The cherry on top of all this is the characters themselves, with each party member feeling incredibly distinct and equally enthralling to play. The main character, Edge, is a quick swordsman great at blindsides and hit-and-run attacks; Arumat is a powerhouse with combos that overwhelm and stagger enemies; and Sara is a support character who focuses on buffing and healing but needs to avoid taking damage. Every party member has a special skillset and role in combat, and they’re all inherently easy to pick up because of those core combat mechanics that are so strong. It’s also simple to swap between characters on the fly, letting you adjust to any situation a dangerous boss might throw at you.

The Last Hope does a fantastic job of making each playable character feel unique, with loads of different party compositions.

Square Enix

The Last Hope’s combat system hadn’t been matched by another RPG until another Square Enix title, Final Fantasy 7 Remake. Interestingly, the combat system of both games bears a lot of similarities: swapping between characters on the fly, a fast frenetic place, distinct party members, and an emphasis on staying offensive.

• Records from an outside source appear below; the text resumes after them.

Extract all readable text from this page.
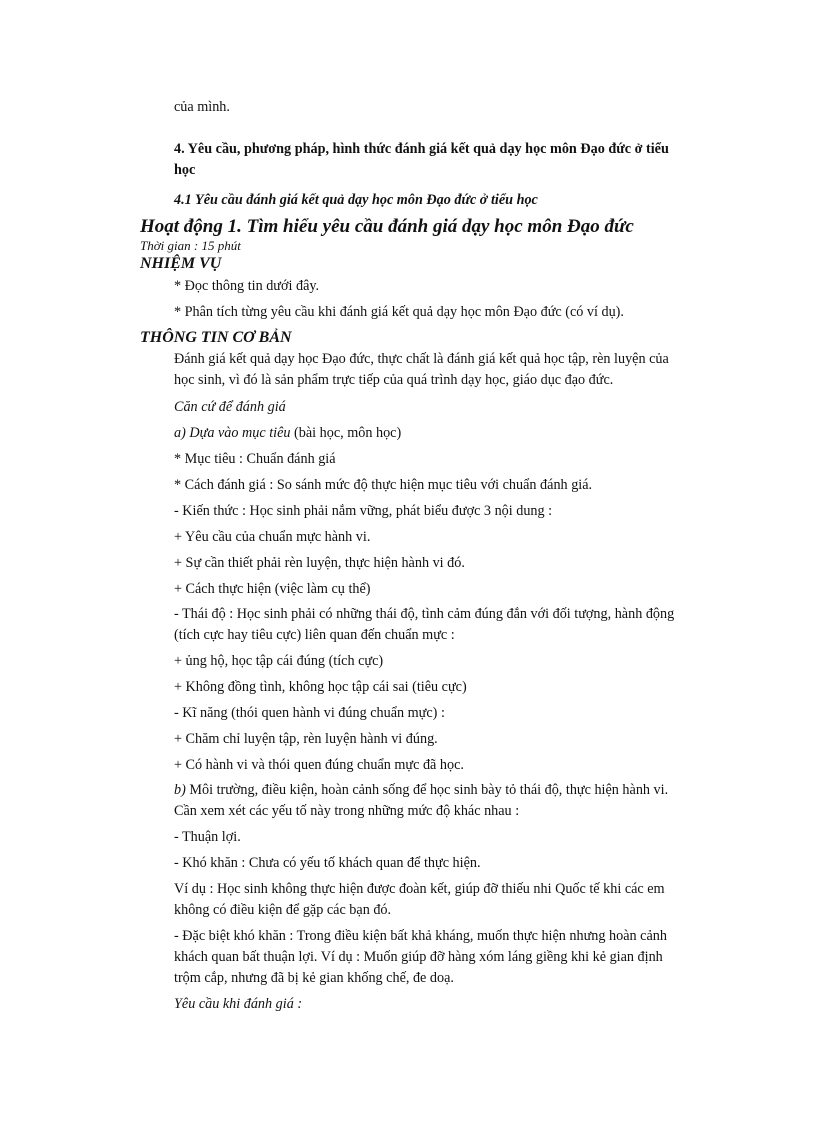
của mình.

4. Yêu cầu, phương pháp, hình thức đánh giá kết quả dạy học môn Đạo đức ở tiểu

học

4.1 Yêu cầu đánh giá kết quả dạy học môn Đạo đức ở tiểu học

Hoạt động 1. Tìm hiểu yêu cầu đánh giá dạy học môn Đạo đức

Thời gian : 15 phút

NHIỆM VỤ

* Đọc thông tin dưới đây.

* Phân tích từng yêu cầu khi đánh giá kết quả dạy học môn Đạo đức (có ví dụ).

THÔNG TIN CƠ BẢN

Đánh giá kết quả dạy học Đạo đức, thực chất là đánh giá kết quả học tập, rèn luyện của

học sinh, vì đó là sản phẩm trực tiếp của quá trình dạy học, giáo dục đạo đức.

Căn cứ để đánh giá

a) Dựa vào mục tiêu (bài học, môn học)

* Mục tiêu : Chuẩn đánh giá

* Cách đánh giá : So sánh mức độ thực hiện mục tiêu với chuẩn đánh giá.

- Kiến thức : Học sinh phải nắm vững, phát biểu được 3 nội dung :

+ Yêu cầu của chuẩn mực hành vi.

+ Sự cần thiết phải rèn luyện, thực hiện hành vi đó.

+ Cách thực hiện (việc làm cụ thể)

- Thái độ : Học sinh phải có những thái độ, tình cảm đúng đắn với đối tượng, hành động

(tích cực hay tiêu cực) liên quan đến chuẩn mực :

+ ủng hộ, học tập cái đúng (tích cực)

+ Không đồng tình, không học tập cái sai (tiêu cực)

- Kĩ năng (thói quen hành vi đúng chuẩn mực) :

+ Chăm chỉ luyện tập, rèn luyện hành vi đúng.

+ Có hành vi và thói quen đúng chuẩn mực đã học.

b) Môi trường, điều kiện, hoàn cảnh sống để học sinh bày tỏ thái độ, thực hiện hành vi.

Cần xem xét các yếu tố này trong những mức độ khác nhau :

- Thuận lợi.

- Khó khăn : Chưa có yếu tố khách quan để thực hiện.

Ví dụ : Học sinh không thực hiện được đoàn kết, giúp đỡ thiếu nhi Quốc tế khi các em

không có điều kiện để gặp các bạn đó.

- Đặc biệt khó khăn : Trong điều kiện bất khả kháng, muốn thực hiện nhưng hoàn cảnh

khách quan bất thuận lợi. Ví dụ : Muốn giúp đỡ hàng xóm láng giềng khi kẻ gian định

trộm cắp, nhưng đã bị kẻ gian khống chế, đe doạ.

Yêu cầu khi đánh giá :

Star Ocean: The Last Hope stumbles a bit throughout the experience, but it’s so rare to see a 100-hour RPG that’s worth playing for its battles alone. It was a turning point for the franchise, and even if its story didn’t quite land, there’s no way we would have gotten later entries, like The Divine Force, without the foundation set by The Last Hope. Hopefully, someday Star Ocean can hit those same gameplay heights again.

Star Ocean: The Last Hope - 4K and Full HD Remaster is available on PS4 and PC.